Opening of the essay is on line and available without cost as of 27 May 2019 here.[1]
Many contemporary films take up and enter into the traditional philosophical debates surrounding the so-called 'mind-body problem' and the nature of the human 'self', but few do so more explicitly than those centering of the representation of [...] a cyborg. With their human/machine hybrids, these films foreground questions of dualism and personal identity [...] and highlight contemporary concerns about the effects of technology on the human 'self' [...]. The cyborg film is particularly interesting when considering the relationship between the Cartesian (or Cartesian-influenced) dualisms of traditional philosophy and those dualisms of gender that, arguably, underlie and inform such a conceptual division.
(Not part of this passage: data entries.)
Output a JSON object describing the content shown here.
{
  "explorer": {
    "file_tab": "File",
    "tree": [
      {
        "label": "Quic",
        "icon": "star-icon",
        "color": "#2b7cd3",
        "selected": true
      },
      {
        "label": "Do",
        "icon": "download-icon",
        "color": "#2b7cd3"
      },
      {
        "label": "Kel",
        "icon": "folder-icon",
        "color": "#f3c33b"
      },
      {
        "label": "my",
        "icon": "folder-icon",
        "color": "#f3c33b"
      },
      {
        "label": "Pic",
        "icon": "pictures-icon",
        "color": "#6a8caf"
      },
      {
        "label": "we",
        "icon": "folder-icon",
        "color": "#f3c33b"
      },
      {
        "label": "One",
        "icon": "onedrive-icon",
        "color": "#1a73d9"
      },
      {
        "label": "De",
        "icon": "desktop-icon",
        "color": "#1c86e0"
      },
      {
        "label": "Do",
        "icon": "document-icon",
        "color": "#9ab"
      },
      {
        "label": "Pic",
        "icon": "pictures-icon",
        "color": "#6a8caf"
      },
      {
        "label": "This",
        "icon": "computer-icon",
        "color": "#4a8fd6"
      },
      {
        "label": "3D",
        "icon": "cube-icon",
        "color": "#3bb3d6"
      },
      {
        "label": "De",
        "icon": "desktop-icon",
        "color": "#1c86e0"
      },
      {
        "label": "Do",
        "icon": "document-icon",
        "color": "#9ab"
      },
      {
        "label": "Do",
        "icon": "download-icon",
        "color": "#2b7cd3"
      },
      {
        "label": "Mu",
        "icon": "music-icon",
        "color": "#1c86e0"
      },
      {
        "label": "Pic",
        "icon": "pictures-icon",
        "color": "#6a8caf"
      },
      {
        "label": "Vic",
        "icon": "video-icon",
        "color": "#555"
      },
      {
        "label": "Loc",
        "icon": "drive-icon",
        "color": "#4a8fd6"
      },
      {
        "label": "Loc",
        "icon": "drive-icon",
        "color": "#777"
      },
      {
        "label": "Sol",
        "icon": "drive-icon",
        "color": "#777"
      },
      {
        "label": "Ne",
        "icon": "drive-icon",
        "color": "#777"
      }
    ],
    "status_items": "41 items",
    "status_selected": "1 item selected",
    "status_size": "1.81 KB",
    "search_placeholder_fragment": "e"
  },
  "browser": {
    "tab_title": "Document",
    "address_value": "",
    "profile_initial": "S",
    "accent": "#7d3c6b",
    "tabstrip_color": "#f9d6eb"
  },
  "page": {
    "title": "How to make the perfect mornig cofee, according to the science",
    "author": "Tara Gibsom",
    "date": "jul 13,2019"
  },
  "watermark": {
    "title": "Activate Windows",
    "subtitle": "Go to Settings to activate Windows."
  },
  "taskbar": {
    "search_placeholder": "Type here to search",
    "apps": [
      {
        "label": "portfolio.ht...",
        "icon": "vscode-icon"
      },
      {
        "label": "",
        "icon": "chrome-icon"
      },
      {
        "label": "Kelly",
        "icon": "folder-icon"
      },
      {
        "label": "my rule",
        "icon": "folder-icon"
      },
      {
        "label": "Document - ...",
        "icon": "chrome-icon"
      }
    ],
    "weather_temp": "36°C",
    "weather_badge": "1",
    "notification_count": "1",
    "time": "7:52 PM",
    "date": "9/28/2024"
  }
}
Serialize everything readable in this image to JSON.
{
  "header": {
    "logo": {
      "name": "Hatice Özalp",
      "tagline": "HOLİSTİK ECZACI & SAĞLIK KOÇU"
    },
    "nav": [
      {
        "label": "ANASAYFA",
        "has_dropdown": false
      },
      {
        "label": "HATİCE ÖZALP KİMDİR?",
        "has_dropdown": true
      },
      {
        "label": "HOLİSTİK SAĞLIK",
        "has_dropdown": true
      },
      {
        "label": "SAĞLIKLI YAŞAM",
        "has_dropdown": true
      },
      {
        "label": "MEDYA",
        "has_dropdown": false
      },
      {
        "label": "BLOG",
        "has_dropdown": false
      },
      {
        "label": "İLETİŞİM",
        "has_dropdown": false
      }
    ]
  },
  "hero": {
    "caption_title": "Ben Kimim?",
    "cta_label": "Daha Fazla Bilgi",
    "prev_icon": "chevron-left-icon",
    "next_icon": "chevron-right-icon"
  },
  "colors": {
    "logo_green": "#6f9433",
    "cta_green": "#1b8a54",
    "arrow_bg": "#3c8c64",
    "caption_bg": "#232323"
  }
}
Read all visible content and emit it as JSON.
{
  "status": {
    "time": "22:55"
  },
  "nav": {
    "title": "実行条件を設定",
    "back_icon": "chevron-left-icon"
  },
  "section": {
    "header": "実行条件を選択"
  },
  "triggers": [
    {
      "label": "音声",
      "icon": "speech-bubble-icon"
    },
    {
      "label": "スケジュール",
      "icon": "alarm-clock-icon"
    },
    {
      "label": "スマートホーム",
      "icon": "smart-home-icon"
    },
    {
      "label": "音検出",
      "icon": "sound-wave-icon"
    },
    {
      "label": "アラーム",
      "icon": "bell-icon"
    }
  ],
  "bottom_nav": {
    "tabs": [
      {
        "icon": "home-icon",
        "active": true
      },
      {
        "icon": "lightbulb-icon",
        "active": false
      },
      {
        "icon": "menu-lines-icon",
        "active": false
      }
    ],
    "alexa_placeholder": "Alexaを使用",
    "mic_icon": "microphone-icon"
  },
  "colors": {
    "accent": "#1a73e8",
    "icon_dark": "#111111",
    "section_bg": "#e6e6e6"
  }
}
The cyborg film is a generic hybrid that draws primarily on the genres of science fiction, action[,] and horror, and uses images of the technologized body to investigate questions of 'self'-hood [sic], gender, the 'mind-body problem'[,] and the threats posed to such concepts by postmodern technology and AI [...]. I will be concentrating on films [...] because they epitomize so well the contemporary concerns about strong AI, or technology more generally, 'taking over' and rendering humans and human-ness [sic] in some some redundant.
Deals primary with THE TERMINATOR and TERMINATOR 2: JUDGMENT DAY, ROBOCOP (1987), ROBOCOP 2, and EVE OF DESTRUCTION. Also covered: ROBOCOP 3, CYBORG, R.O.T.O.R., RoboC.H.I.C., HARDWARE, CHERRY 2000, and EVE OF DESTRUCTION.